Qualche giorno fa ho potuto conoscere uno dei due estremi , impersonificato da una ragazza. Quell’altro estremo lo conosco bene, perché è il posto in cui vivo.
A pensarci bene, questa ragazza vive davvero all’estremo opposto. Dell’Oceano Atlantico. E forse tutta la questione dipende proprio da questo.
Infatti, è andata a vivere nell’altra sponda dell’Atlantico e nel giro di poco tempo, ancora con una laurea in cantiere ma ormai prossima, è riuscita a trovare un posto di lavoro come responsabile marketing e comunicazione.
Di un negozio di generi alimentari.
Già.
Intendiamoci, non è la traduzione yankee del nostro casolino, bisogna fare le dovute proporzioni con le dimensioni USA, dove tutto è più grande. Anche un casolino. Non solo nel senso materiale del termine, ma anche in quello figurato. Che è difficile da immaginare e anche da descrivere, ma loro ce la fanno comunque. È un negozio che importa alimentari tipici, da Italia e Spagna in modo particolare. E oltre al suo core business come si suol dire questo ‘negozietto’ affianca l’organizzazione di eventi come per esempio corsi cucina (una cosa che i nostri casolini di qualità dovrebbero segnarsi) o giornate benefiche a favore di enti di volontariato, in un’ottica di espansione. E la ragazza italiana gestisce queste attività.

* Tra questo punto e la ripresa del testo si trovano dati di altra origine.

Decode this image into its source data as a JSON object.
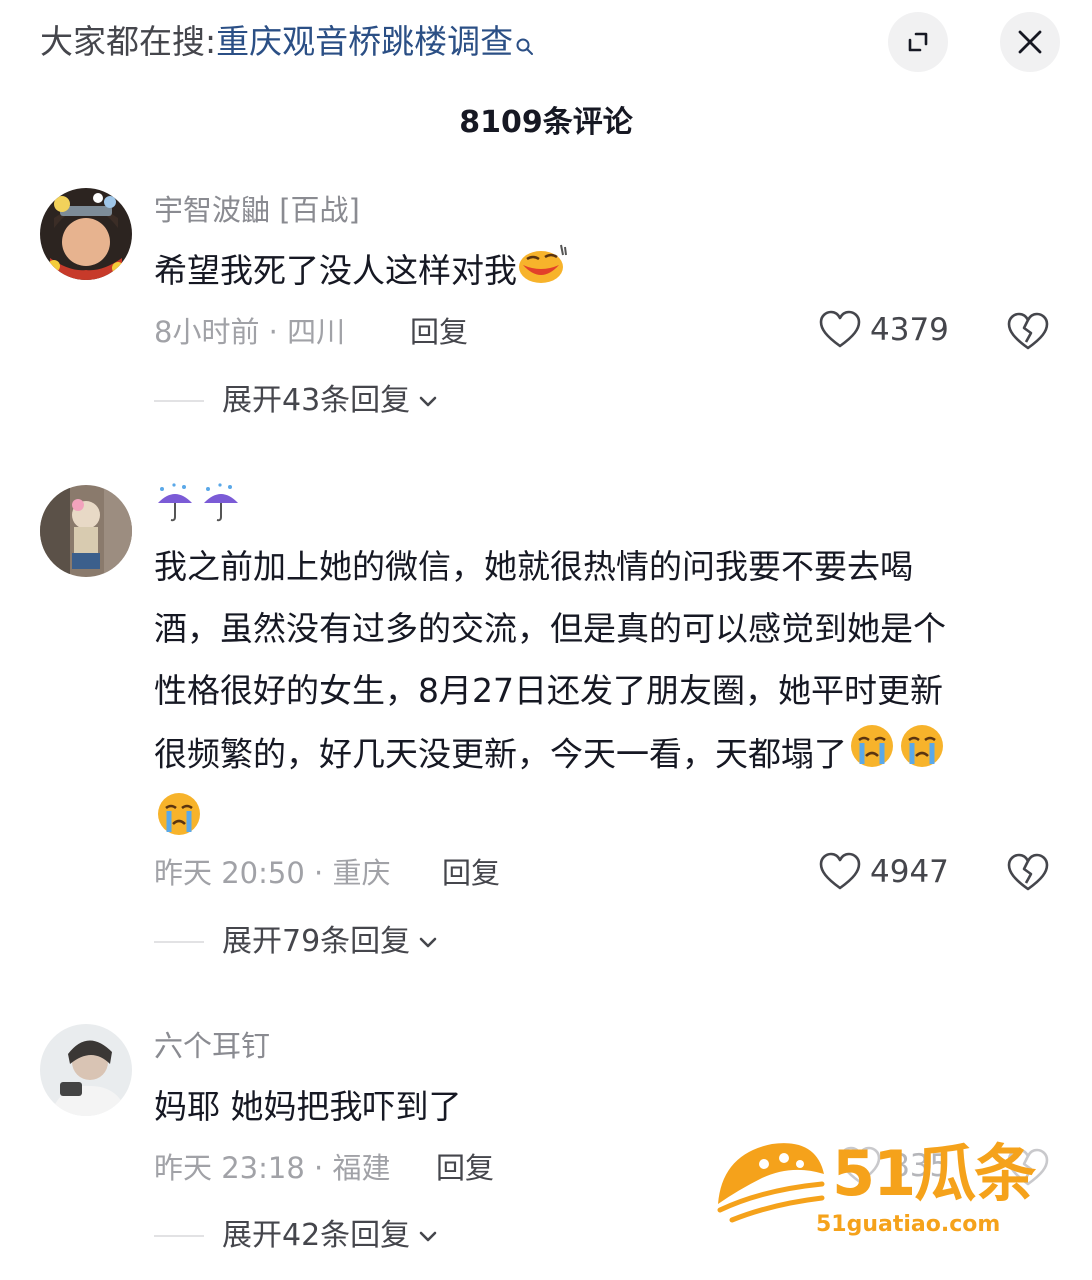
{
  "header": {
    "search_prefix": "大家都在搜:",
    "search_term": "重庆观音桥跳楼调查",
    "comment_count": "8109条评论"
  },
  "comments": [
    {
      "username": "宇智波鼬 [百战]",
      "text": "希望我死了没人这样对我",
      "time_location": "8小时前 · 四川",
      "reply_label": "回复",
      "likes": "4379",
      "expand_label": "展开43条回复"
    },
    {
      "username": "☔☔",
      "text_lines": [
        "我之前加上她的微信，她就很热情的问我要不要去喝",
        "酒，虽然没有过多的交流，但是真的可以感觉到她是个",
        "性格很好的女生，8月27日还发了朋友圈，她平时更新",
        "很频繁的，好几天没更新，今天一看，天都塌了"
      ],
      "time_location": "昨天 20:50 · 重庆",
      "reply_label": "回复",
      "likes": "4947",
      "expand_label": "展开79条回复"
    },
    {
      "username": "六个耳钉",
      "text": "妈耶 她妈把我吓到了",
      "time_location": "昨天 23:18 · 福建",
      "reply_label": "回复",
      "likes": "835",
      "expand_label": "展开42条回复"
    }
  ],
  "watermark": {
    "brand": "51瓜条",
    "url": "51guatiao.com"
  }
}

Adesso sfido chiunque dei miei 3 lettori a scendere dal casolino sotto casa e convincerlo a fare lo stesso e ad assumerlo per gestire eventi, sito web, social network e comunicazione varia per aumentare il proprio giro di affari. Come minimo, quel prosciutto potrebbe essere impugnato come una clava (o racchettone vista la forma)!
Per definizione all’estremo opposto tutte le cose sono completamente diverse: la figura in questione è marginale e l’ottica è quella di conservazione e di mantenimento (del possesso) del capannone. Ci sono pochi imprenditori che pensano di assumere una persona (e di spendere i propri soldi) che segua le attività di marketing per lo sviluppo delle vendite e del brand.
Basta dare un occhio nemmeno tanto approfondito agli annunci di lavoro riguardanti questa professione: se non offrono stage trattano impieghi a tempo determinato anche di tre mesi. Spesso questa funzione viene confusa con quella dei grafici e così è facile leggere annunci del seguente tipo:
Titolo: addetto marketing e comunicazione
Mansoni: realizzazione grafica ed impaginazione brochure
Profilo: (meglio se) neolaureati esperti ma in età di apprendistato e (ancora meglio) disposti a essere pagati 1 mese no e l’altro forse.
Ad un estremo, una persona che si occupa di marketing e comunicazione per migliorare sia le vendite che la propria immagine è considerata come una risorsa importante. Quasi fondamentale. E soprattutto è una risorsa. All’altro estremo la stessa figura ha una considerazione marginale. E soprattutto, è un costo. Posso capire che spendere 100 per pagare una persona 60 sia ai limiti della logica imprenditoriale. Ma una azienda moderna se vuole espandersi non può fare a meno delle attività di marketing, che non si limitano ad una costosissima pagina pubblicitaria che passa inosservata su una rivista di settore.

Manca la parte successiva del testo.